En l’espace de quelques semaines, treize salariés sur les vingt-cinq du service « catalyseur » d’une société spécialisée dans la maintenance industrielle, dont le chef d’équipe et son adjoint, démissionnent et sont embauchés aux mêmes fonctions par une société concurrente.

Il a été déduit des constatations suivantes que cette dernière avait commis des actes de concurrence déloyale envers la première société et elle a été condamnée à lui verser une provision de 500 000 €.

Les départs, qui concernaient la partie la plus qualifiée du personnel et qui ne pouvaient pas s’expliquer par des motifs tenant à de mauvaises conditions de travail, avaient entraîné la désorganisation du service de la société victime : ils avaient eu des répercussions sur l’organisation des chantiers et sur les procédures d’appel d’offres ayant entraîné une perte d’activité et de chiffre d’affaires.

La société poursuivie avait incité les salariés à quitter l’entreprise, par l’intermédiaire de l’adjoint du chef d’équipe, qui avait sélectionné ses collègues les plus compétents et proposé leurs noms, elle avait planifié des entretiens d’embauche dès avant l’envoi des candidatures et elle leur avait transmis des documents afin de faciliter les formalités de démission.
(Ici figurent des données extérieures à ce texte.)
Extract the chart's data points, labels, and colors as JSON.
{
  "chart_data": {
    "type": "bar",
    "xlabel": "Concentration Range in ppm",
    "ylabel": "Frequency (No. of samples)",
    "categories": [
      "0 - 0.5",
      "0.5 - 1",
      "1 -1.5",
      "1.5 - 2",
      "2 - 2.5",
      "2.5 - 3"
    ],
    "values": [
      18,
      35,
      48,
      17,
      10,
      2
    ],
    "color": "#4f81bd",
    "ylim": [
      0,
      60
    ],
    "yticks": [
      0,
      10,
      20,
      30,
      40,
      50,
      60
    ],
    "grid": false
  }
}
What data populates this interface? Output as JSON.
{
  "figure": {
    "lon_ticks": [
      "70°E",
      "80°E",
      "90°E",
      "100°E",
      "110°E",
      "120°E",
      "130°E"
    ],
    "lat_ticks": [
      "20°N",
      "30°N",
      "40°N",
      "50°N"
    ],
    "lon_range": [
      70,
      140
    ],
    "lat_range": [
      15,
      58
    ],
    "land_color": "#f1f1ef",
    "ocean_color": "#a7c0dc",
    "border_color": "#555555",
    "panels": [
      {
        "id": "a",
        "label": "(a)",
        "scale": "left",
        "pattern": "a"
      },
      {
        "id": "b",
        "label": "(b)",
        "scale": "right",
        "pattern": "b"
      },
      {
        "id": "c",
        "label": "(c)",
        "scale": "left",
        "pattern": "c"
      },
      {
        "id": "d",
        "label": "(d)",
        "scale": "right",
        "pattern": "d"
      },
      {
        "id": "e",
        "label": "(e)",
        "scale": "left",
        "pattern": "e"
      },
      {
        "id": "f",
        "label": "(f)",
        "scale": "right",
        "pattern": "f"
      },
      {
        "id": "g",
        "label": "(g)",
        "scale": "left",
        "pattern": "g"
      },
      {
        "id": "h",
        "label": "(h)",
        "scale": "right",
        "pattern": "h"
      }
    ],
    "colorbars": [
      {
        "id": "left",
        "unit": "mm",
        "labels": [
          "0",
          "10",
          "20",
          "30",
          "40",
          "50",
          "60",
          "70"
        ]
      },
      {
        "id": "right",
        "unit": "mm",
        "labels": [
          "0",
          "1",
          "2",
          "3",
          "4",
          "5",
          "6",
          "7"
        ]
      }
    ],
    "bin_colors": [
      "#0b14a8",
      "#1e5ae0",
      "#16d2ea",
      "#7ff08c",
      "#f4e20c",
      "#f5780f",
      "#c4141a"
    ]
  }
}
Elle avait donc bien eu un rôle actif dans le débauchage litigieux, afin de s’approprier l’essentiel du savoir-faire et de la clientèle de sa concurrente au titre de l’activité « catalyseur », et désorganisé le service concerné, dont il importe peu que les effectifs aient été reconstitués en une année.

Il convient de noter que l’embauchage de salariés libres de tout engagement de non-concurrence d’une entreprise concurrente est fautif s’il s’accompagne de manœuvres déloyales et entraîne la désorganisation de cette entreprise (Cass. com. 9-3-1999 n° 97-12.009 : RJDA 5/99 n° 620 ; Cass. com. 16-12-2008 n° 07-19.848 : RJDA 4/09 n° 395 ; Cass. com. 8-7-2020 n° 18-17.169 F-D : RJDA 12/20 n° 670).

Le seul fait que les salariés débauchés occupaient un poste stratégique ne suffit pas à démontrer que leur départ désorganise l’entreprise de leur ancien employeur : il faut préciser concrètement en quoi leur départ entraîne une telle désorganisation (Cass. com. 20-9-2016 n° 15-13.263 F-D : RJDA 12/16 n° 845).

Le nombre de salariés concernés n’est pas non plus un critère à lui seul déterminant ; ainsi, le débauchage d’un seul salarié peut suffire à désorganiser une entreprise (CA Versailles 25-6-2009 n° 08-3959 : RJDA 1/10 n° 94).

En outre, le recrutement n’est pas fautif lorsque l’ancien employeur est à l’origine du départ des salariés et donc indirectement de la désorganisation de son entreprise.

Ainsi, le recrutement massif des salariés d’une entreprise n’a pas été sanctionné, leur démission étant liée aux difficultés de celle-ci et à leurs inquiétudes en termes d’emploi (Cass. com. 22-5-2007 no 06-13.421 : RJDA 10/07 no 1028).

Dans l’affaire commentée, au contraire, le départ des salariés ne s’expliquait pas par leurs mauvaises conditions de travail mais il avait bien été provoqué par le concurrent.